En una sociedad normalizada, en medio de una crisis pandémica de alcance aún insospechado, los socios de un gobierno de coalición, el Gobierno del Botánico, por ejemplo, actuarían de manera conjunta y colegiada, intercambiarían impresiones de continuo, decidirían, de la mano, los pasos a seguir, trazarían estrategias y se apoyarían los unos en los otros. Desde luego no recurriría ninguna de las partes al canalla “juego de la culpabilidad”, ese peligroso entretenimiento que responde al instinto de supervivencia -tan agudizado en la clase política- y que consiste en buscar un chivo expiatorio al que responsabilizar de todos los errores.

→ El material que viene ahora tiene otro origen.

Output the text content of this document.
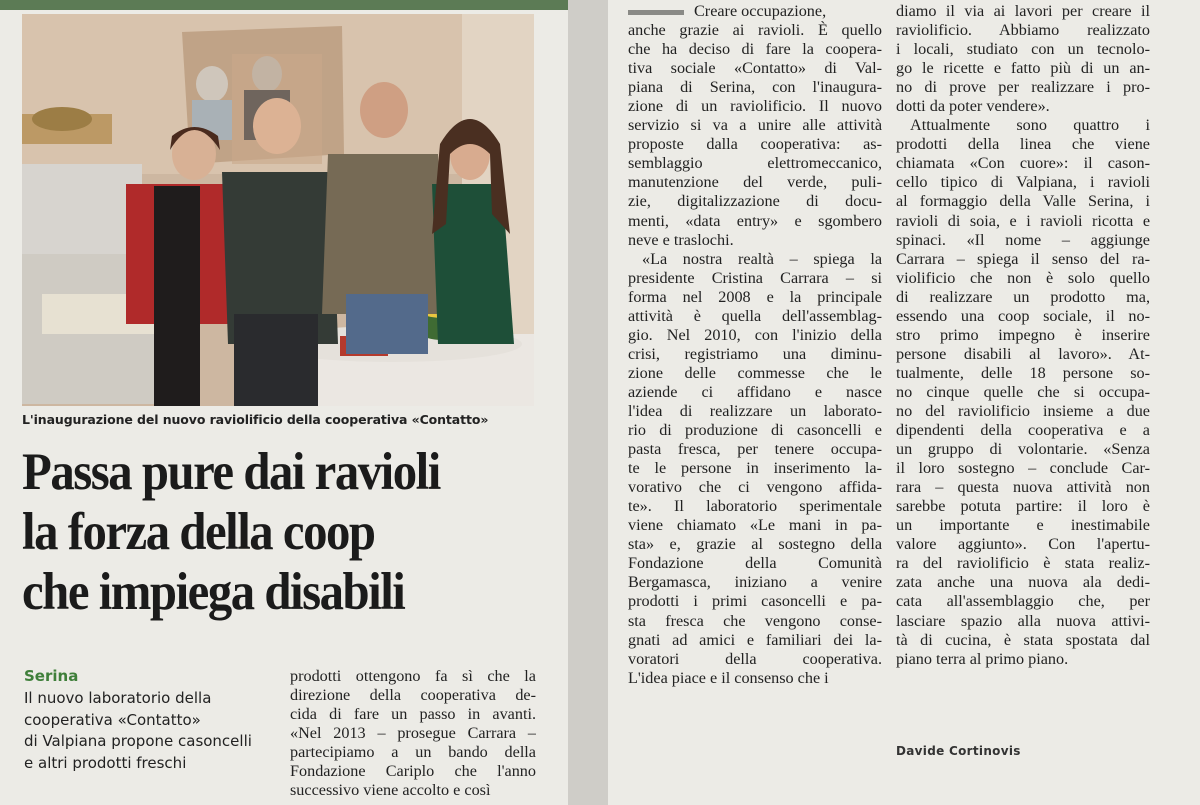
L'inaugurazione del nuovo raviolificio della cooperativa «Contatto»
Passa pure dai ravioli
la forza della coop
che impiega disabili
Serina
Il nuovo laboratorio della
cooperativa «Contatto»
di Valpiana propone casoncelli
e altri prodotti freschi
prodotti ottengono fa sì che la
direzione della cooperativa de-
cida di fare un passo in avanti.
«Nel 2013 – prosegue Carrara –
partecipiamo a un bando della
Fondazione Cariplo che l'anno
successivo viene accolto e così
Creare occupazione,
anche grazie ai ravioli. È quello
che ha deciso di fare la coopera-
tiva sociale «Contatto» di Val-
piana di Serina, con l'inaugura-
zione di un raviolificio. Il nuovo
servizio si va a unire alle attività
proposte dalla cooperativa: as-
semblaggio elettromeccanico,
manutenzione del verde, puli-
zie, digitalizzazione di docu-
menti, «data entry» e sgombero
neve e traslochi.
«La nostra realtà – spiega la
presidente Cristina Carrara – si
forma nel 2008 e la principale
attività è quella dell'assemblag-
gio. Nel 2010, con l'inizio della
crisi, registriamo una diminu-
zione delle commesse che le
aziende ci affidano e nasce
l'idea di realizzare un laborato-
rio di produzione di casoncelli e
pasta fresca, per tenere occupa-
te le persone in inserimento la-
vorativo che ci vengono affida-
te». Il laboratorio sperimentale
viene chiamato «Le mani in pa-
sta» e, grazie al sostegno della
Fondazione della Comunità
Bergamasca, iniziano a venire
prodotti i primi casoncelli e pa-
sta fresca che vengono conse-
gnati ad amici e familiari dei la-
voratori della cooperativa.
L'idea piace e il consenso che i
diamo il via ai lavori per creare il
raviolificio. Abbiamo realizzato
i locali, studiato con un tecnolo-
go le ricette e fatto più di un an-
no di prove per realizzare i pro-
dotti da poter vendere».
Attualmente sono quattro i
prodotti della linea che viene
chiamata «Con cuore»: il cason-
cello tipico di Valpiana, i ravioli
al formaggio della Valle Serina, i
ravioli di soia, e i ravioli ricotta e
spinaci. «Il nome – aggiunge
Carrara – spiega il senso del ra-
violificio che non è solo quello
di realizzare un prodotto ma,
essendo una coop sociale, il no-
stro primo impegno è inserire
persone disabili al lavoro». At-
tualmente, delle 18 persone so-
no cinque quelle che si occupa-
no del raviolificio insieme a due
dipendenti della cooperativa e a
un gruppo di volontarie. «Senza
il loro sostegno – conclude Car-
rara – questa nuova attività non
sarebbe potuta partire: il loro è
un importante e inestimabile
valore aggiunto». Con l'apertu-
ra del raviolificio è stata realiz-
zata anche una nuova ala dedi-
cata all'assemblaggio che, per
lasciare spazio alla nuova attivi-
tà di cucina, è stata spostata dal
piano terra al primo piano.
Davide Cortinovis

Napoleón ya sentenció que las derrotas son huérfanas y a las victorias les sobran padres.
En una sociedad normalizada sus líderes políticos no necesitarían destacar una y otra vez que “lealtad no es sumisión”, como vienen haciendo en los últimos tiempos Isabel Bonig (PP) cuando se dirige a Ximo Puig, y este cuando sube el tono de su discurso y planta cara al Gobierno de España. Porque en una sociedad normalizada no hace falta explicitar ese clase de obviedades: la lealtad forma parte del ADN de los políticos y la sumisión es incompatible con un sistema democrático.
Conclusión: qué remoto nos queda lo de ser una sociedad normalizada.